When my friend Garrison Smith and I worked together to start LifeWorks, I wanted to help young LGBT people find the role models I knew they needed. LifeWorks pairs LGBT youth with trained adult mentors. Since 2009, when it became a program of the L.A. Gay & Lesbian Center, LifeWorks has rapidly expanded what we offer young LGBT people. We've grown from a mentoring program into a mentoring and youth development program, with after-school programming, a scholarship, classes and social events -- and even a charter school for young people who have faced bullying and harassment in traditional schools.

Year-round, LifeWorks provides a safe space -- a haven -- for LGBT youth. And now, by producing Models of Pride -- the world's largest free conference for LGBT and allied youth -- we offer another safe space and an opportunity for youth to build positive identities, find role models and support networks, and learn how to advocate for themselves.

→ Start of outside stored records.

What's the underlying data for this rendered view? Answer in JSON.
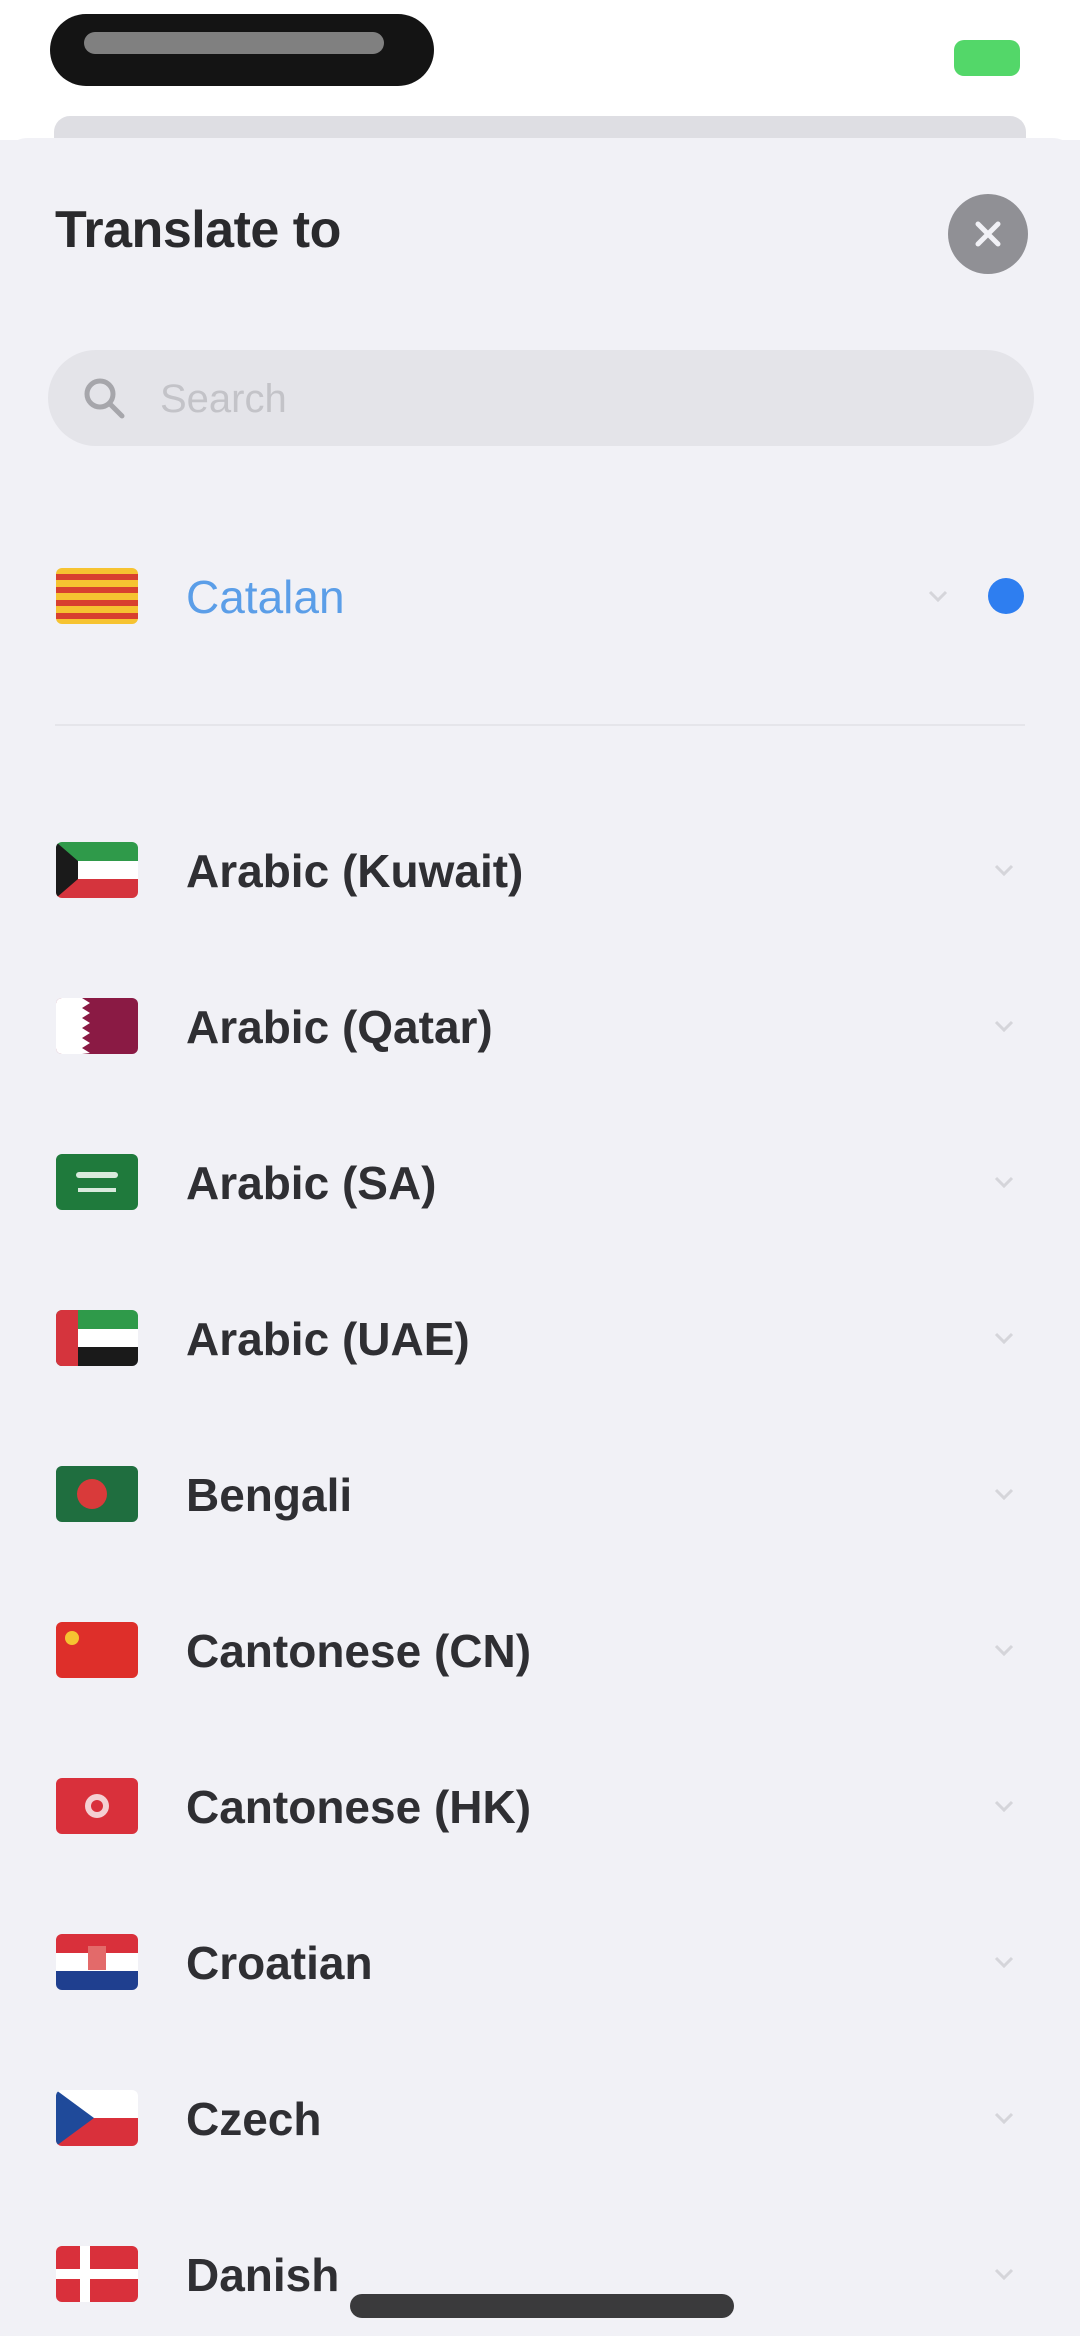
{
  "sheet": {
    "title": "Translate to",
    "search_placeholder": "Search"
  },
  "selected": {
    "label": "Catalan",
    "flag": "flag-catalan"
  },
  "languages": [
    {
      "label": "Arabic (Kuwait)",
      "flag": "flag-kuwait"
    },
    {
      "label": "Arabic (Qatar)",
      "flag": "flag-qatar"
    },
    {
      "label": "Arabic (SA)",
      "flag": "flag-saudi-arabia"
    },
    {
      "label": "Arabic (UAE)",
      "flag": "flag-uae"
    },
    {
      "label": "Bengali",
      "flag": "flag-bangladesh"
    },
    {
      "label": "Cantonese (CN)",
      "flag": "flag-china"
    },
    {
      "label": "Cantonese (HK)",
      "flag": "flag-hong-kong"
    },
    {
      "label": "Croatian",
      "flag": "flag-croatia"
    },
    {
      "label": "Czech",
      "flag": "flag-czech"
    },
    {
      "label": "Danish",
      "flag": "flag-denmark"
    }
  ],
  "colors": {
    "accent": "#2e7ef0",
    "background": "#f1f1f6"
  }
}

On Saturday, more than 500 young people will gather at the University of Southern California for Models of Pride. The daylong conference includes workshops, a resource fair, entertainment, and more. Youth will learn from LGBT leaders, seasoned activists and other wonderful role models through workshops on a broad range of topics -- from coming out and being LGBT in the world, to resume writing and interviewing skills. There is also a track for parents and another for teachers and professionals who work with LGBT youth.

The most important thing about Models of Pride is that everyone experience a safe, supporting, affirming, and hopeful environment -- which is not an everyday reality for many of the youth. There is a vital need for safe havens like those that LifeWorks and Models of Pride create.

At the same time that the world is, in some ways, becoming safer for LGBT youth, in other ways they still face so much darkness.

As many schools become more accepting, as our civil rights movement makes great strides, and there are more visible LGBT role models in our society, young people are coming out at earlier ages. And for all our progress, society is not keeping up and giving them the safe spaces they need and deserve.

Young LGBT people are beginning to look toward the future with hope and optimism. I want to give them the bright future they envision. This conference is a beacon of that future.

Only when we have reached that day, when our whole society mirrors the wonderfully safe and affirming environment of Models of Pride, will our work on behalf of these young people be complete. And on that day, I want to be there with them to celebrate.